Another source said he got over $100,000 from the CBN at 631/$.

“It was very easy for us to get the dollars unlike in the past,” he said.

A senior official of one of the old generation banks confided in our reporter that they bought the US dollar at N631 from the CBN  for one of their customers.

Speaking on the development, a financial market analyst, who preferred anonymity, said: “I know Central Bank sells dollars to companies at the Secondary Market Intervention Sales (SMIS) auctions at up to N600 a dollar. Maybe (I’m not sure) it’s what your source wanted to refer to, not I&E.

“Most trades happen at the I&E window. It’s the rate there that government does its transactions and foreign investors also use it to bring in inflows, so that’s where devaluation happens. However, traders use what happens at other windows where the central bank intervenes such as the SMIS to predict what can happen at I&E.

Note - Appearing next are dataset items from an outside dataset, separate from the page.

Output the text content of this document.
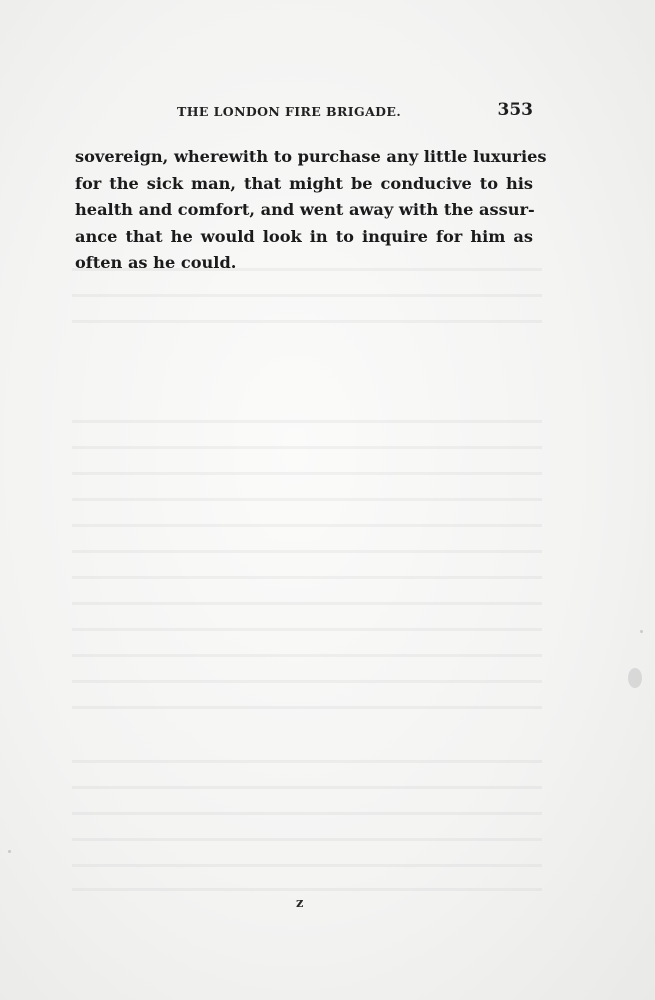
THE LONDON FIRE BRIGADE.	353
sovereign, wherewith to purchase any little luxuries
for the sick man, that might be conducive to his
health and comfort, and went away with the assur-
ance that he would look in to inquire for him as
often as he could.
z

“If it’s with respect to the I&E window, what happens is that banks and other dealers with dollars or want to buy dollars make offers and bids to one another on a trading day.

“It means they buy and sell to each other at different prices – based on an agreement between a willing buyer and a willing seller. If you check the thread, you can see the highest and lowest prices the trades were executed. That is the high and low. At the end, there’s an average price for the different deals. That’s what’s quoted as the rate that time or day.”